Red tape stopping me meeting Roshonara Choudhry who stabbed me, says Sir Stephen Timms MP
A senior Labour MP has said that he wants to meet an Al-Qaeda radical who stabbed him but government “red tape” is getting in the way.
Sir Stephen Timms, a veteran backbencher and former minister, was attacked by Roshonara Choudhry at a constituency surgery in 2010. He has revealed that she has since written to him to apologise for the attack, and said that he “might” be able to forgive her if they ever meet.
The long-serving MP said that he had entered the restorative justice process, which involves bringing criminals and their victims together. Its aim is to help victims to get answers and allow offenders who are set to be released to take responsibility for their crimes and readjust to society.

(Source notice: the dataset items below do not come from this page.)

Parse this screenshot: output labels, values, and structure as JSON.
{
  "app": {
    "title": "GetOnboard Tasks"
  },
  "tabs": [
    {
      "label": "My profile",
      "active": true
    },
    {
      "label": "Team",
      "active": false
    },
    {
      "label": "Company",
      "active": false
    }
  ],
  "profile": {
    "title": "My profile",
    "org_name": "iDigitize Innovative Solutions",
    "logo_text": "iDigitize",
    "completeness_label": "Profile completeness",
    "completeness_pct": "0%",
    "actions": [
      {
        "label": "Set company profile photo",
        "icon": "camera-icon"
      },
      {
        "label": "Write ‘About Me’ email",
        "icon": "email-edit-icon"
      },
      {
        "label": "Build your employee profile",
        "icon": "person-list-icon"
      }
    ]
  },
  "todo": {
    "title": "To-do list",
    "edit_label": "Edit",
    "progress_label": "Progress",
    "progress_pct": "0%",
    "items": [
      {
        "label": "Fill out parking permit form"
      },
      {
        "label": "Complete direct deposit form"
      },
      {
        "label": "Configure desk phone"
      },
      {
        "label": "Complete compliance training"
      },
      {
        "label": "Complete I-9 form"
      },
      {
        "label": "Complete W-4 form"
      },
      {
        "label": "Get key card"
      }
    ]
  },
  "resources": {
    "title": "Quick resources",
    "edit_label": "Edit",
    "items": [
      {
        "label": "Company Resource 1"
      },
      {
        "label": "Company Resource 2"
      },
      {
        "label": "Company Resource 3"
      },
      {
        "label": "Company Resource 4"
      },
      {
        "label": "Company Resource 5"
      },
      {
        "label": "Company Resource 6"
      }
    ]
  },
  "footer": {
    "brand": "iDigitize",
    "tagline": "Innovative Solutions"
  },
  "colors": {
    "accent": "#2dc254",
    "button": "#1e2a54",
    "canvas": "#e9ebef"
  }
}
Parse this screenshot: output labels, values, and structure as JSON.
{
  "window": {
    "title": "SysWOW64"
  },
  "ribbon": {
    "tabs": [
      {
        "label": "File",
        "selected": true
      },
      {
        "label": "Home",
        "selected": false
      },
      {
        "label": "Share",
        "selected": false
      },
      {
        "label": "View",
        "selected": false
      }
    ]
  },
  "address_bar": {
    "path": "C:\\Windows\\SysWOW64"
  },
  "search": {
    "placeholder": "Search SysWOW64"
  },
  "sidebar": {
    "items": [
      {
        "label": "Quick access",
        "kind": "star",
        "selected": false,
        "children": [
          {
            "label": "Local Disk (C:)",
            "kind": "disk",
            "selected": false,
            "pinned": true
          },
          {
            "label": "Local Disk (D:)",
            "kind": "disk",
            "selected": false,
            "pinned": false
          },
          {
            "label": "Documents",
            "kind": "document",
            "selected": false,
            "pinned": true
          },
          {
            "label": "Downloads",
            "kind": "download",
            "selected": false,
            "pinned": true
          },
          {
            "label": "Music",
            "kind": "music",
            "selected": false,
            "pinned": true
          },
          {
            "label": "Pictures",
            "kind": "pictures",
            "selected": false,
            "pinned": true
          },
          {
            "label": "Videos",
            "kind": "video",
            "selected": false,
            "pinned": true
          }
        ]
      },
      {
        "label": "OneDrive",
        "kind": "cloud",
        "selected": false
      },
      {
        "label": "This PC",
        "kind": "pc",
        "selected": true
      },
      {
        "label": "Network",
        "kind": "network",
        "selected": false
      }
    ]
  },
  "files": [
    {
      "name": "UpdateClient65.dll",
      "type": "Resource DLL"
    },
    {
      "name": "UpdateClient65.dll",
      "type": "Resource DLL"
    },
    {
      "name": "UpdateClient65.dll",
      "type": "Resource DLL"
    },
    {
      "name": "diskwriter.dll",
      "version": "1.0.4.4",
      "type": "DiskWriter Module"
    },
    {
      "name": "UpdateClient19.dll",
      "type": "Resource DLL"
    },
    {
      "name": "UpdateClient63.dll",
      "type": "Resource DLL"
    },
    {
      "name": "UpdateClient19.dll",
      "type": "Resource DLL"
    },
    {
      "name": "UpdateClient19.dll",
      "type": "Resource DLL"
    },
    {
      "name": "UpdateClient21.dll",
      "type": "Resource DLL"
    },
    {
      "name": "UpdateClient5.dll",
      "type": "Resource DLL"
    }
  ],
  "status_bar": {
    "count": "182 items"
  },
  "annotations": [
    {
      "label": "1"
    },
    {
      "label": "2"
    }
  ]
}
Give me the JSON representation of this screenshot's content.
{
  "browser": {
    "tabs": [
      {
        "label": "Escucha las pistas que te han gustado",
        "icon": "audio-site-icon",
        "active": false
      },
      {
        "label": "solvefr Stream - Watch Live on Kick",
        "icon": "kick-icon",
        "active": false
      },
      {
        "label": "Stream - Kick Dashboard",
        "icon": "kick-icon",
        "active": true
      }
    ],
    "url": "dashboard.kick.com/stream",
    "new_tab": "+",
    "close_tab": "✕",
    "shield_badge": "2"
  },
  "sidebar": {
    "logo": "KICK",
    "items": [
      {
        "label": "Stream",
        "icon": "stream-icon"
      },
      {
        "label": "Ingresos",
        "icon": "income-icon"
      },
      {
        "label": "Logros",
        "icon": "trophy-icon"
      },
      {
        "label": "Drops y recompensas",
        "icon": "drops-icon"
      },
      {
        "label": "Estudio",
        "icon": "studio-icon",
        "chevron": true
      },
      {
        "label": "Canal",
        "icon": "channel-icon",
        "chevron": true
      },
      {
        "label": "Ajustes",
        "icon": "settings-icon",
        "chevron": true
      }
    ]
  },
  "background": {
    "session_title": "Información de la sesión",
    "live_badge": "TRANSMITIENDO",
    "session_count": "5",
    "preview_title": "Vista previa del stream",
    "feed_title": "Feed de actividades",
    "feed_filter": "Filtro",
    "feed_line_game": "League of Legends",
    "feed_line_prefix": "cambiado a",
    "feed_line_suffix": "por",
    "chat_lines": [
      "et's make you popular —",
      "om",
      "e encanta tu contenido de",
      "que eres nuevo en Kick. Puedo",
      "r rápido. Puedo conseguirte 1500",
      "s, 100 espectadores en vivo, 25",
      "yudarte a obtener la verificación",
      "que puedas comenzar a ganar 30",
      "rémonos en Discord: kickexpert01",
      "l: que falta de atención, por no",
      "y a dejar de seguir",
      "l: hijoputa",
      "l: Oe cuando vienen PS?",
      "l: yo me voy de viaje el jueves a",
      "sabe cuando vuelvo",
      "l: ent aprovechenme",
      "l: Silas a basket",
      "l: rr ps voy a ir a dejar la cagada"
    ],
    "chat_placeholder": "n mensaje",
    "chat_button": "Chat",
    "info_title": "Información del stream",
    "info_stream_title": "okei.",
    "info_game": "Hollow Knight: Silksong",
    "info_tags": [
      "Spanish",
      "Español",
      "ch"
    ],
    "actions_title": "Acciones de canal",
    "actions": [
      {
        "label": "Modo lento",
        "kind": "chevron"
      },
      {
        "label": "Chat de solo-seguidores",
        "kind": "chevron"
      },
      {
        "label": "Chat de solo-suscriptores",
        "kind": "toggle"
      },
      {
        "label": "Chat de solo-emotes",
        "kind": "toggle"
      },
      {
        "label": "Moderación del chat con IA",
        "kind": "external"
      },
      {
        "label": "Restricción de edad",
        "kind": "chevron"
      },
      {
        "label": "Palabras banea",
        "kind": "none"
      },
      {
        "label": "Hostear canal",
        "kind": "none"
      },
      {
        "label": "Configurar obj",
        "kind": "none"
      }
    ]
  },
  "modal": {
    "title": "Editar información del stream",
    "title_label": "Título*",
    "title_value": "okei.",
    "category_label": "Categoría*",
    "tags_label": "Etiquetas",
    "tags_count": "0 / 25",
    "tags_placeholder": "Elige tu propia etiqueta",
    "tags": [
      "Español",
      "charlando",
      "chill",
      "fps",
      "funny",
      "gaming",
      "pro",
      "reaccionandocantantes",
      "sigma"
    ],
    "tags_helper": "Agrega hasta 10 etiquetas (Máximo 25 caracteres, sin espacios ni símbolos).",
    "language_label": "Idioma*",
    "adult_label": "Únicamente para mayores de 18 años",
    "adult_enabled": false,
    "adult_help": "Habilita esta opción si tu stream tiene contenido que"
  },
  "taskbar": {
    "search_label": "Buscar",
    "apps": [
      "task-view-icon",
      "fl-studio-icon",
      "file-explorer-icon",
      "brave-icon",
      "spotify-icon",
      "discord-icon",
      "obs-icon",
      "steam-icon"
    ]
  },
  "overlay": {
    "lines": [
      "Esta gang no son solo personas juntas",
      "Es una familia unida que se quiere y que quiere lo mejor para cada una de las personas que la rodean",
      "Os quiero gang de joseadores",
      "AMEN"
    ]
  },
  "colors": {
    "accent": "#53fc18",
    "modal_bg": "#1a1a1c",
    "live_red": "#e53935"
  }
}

But Sir Stephen told The Camilla Tominey Show on GB News that in his case “unfortunately, it seems to have stalled and I don’t know why”.
“It’s got stuck in red tape somewhere and it doesn’t seem to be moving forward at the moment,” he told the broadcaster. “I’m still hoping that somebody at the Ministry of Justice might finally get things moving and it might be possible but it hasn’t yet.”
Asked whether he would forgive her if they met, he replied: “It may well be possible but without some sort of communication I don’t think that would really mean anything.”
The police recently gave Sir Stephen three letters that Choudhry wrote to him from prison, where she is serving a life sentence for attempted murder. In the third and most recent one the Labour MP said that she apologised for the attack.
The “radicalised” student, who was 21 at the time, attacked him during a constituency surgery at Beckton Globe Library in his East Ham constituency.
Iraq War
She stabbed the former Treasury minister twice in the stomach with a six-inch kitchen knife because he voted for the Iraq War whilst serving under Sir Tony Blair.
Recalling the incident on May 14, 2010 he has said that he thought she was coming to shake his hand and at first “wasn’t sure she succeeded” in stabbing him. It was only when he got to the toilets and lifted his shirt that he saw “quite a lot of blood”.
Doctors told him his injuries were “life-threatening but not imminently life-threatening” and he spent five days in hospital after undergoing surgery.
Sir Stephen has previously said that the attack ultimately “strengthened” his relationship with Muslim constituents and that MPs mustn’t “disappear behind barriers”.
Two MPs have been murdered whilst holding constituency services in the past seven years.
Jo Cox, a Labour MP, was shot and stabbed multiple times whilst heading to a meeting in her Batley and Spen constituency, in West Yorkshire, in June 2016. Her attacker Thomas Mair, was a white supremacist who held far-Right views.
In October 2021 Sir David Amess, the Tory MP for Southend West, was stabbed and killed at a constituency surgery in Leigh-on-Sea, in Essex.